Turquin stated it has to sell for between one hundred and 150 million euros.
“Not handiest is it a Caravaggio; however of all of the Caravaggios which are acknowledged these days, this is one of the terrific pix,” he insisted.
“The painting is in a fantastically properly nation, much higher than the Caravaggios I have visible in Naples,” he advised AFP.
But although everyone agrees at the first-class of the paintings, a minority of experts – especially in Italy – have their doubts.
They consider it is a duplicate made using the Flemish artist Louis Finson, who labored along with Caravaggio as he painted.
But Turquin is adamant it’s far authentic from 1606, whose existence became first mentioned in letters between Italian dukes and artwork sellers four centuries in the past.
He is extra satisfied than ever because the canvas became cleaned in January, a procedure that took three weeks. On the pinnacle of X-rays, the cleansing “has shown that the painting changed into changed plenty as it became painted, with lots of retouching. That proves it’s far unique,” Turchin said.

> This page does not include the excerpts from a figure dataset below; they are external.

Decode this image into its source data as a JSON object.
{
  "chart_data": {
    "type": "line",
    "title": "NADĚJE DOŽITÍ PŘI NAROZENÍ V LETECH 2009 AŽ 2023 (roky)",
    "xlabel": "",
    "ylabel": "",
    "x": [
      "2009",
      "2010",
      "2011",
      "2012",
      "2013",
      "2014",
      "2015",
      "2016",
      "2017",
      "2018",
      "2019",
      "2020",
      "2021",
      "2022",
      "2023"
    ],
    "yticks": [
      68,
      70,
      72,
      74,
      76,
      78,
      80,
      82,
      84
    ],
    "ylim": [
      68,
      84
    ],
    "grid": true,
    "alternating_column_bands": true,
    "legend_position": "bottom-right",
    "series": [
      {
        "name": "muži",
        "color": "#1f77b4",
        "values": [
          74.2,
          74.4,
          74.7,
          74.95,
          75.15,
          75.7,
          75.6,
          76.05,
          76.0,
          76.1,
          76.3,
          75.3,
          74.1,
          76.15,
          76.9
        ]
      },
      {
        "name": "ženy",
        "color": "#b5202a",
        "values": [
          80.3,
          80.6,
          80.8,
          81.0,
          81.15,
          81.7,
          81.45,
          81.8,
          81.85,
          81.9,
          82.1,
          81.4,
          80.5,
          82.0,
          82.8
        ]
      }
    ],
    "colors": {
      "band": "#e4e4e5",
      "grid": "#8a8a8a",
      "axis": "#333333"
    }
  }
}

“Copyists don’t make adjustments like that, and they copy,” he introduced.
A much less virtuoso model of the scene by Finson hangs on the Palazzo Zevallos in Naples.
Standing in front of what has been known as the “Toulouse Caravaggio” in a strongroom above his Paris office, Turquin showed the telltale hint of how the artist had modified his thoughts about which way Judith should be looking.
“After five years of mirrored image, no one has put up a counter-argument,” said the expert, accusing the Italian doubters of “saying against the painting without seeing it.
“They say it is not possible because Caravaggio painted (no greater than) sixty-five canvases… For them, the records of artwork are set.”
Turquin stated the painting marked a turning factor in Caravaggio’s development as an artist.
The fiercely unique painter had created his first canvas at the topic, the ways extra formal “Judith Beheading Holofernes” in 1598, which hangs at the Palazzo Barberini in Rome. When it comes to picking paint, selection begins with choosing between oil-based and water-based paints. For hundreds of years, people have been using oil-based paints for their impermeability and toughness.
Unlike water, oil does not dry by evaporation. It dries through a process of oxidation that converts the oil into a polymer chain. This means that the layer formed will be resilient and long-lasting and will withstand the degenerative effects of water and air longer than water-based paints. There are, however, several disadvantages to oil-based paints. First of all, oil paints take longer to dry than water-based paints, have a strong odor that lingers long after the paint has been applied, and contain volatile organic compounds (VOCs).
The paint pigment in oil paint is suspended in the solvent. VOCs are found in this solvent and are released as the paint is drying or being cured. VOCs are harmful to occupant health and the environment. Indoor air pollution has now been identified as being three times more harmful than pollution outdoors. This is mainly due to the release of VOCs by oil-based paints and other off-gassing interior VOC-containing finishes and furnishings. Government regulations regarding VOCs are becoming stricter; this may be why oil-based paints are decreasing in popularity.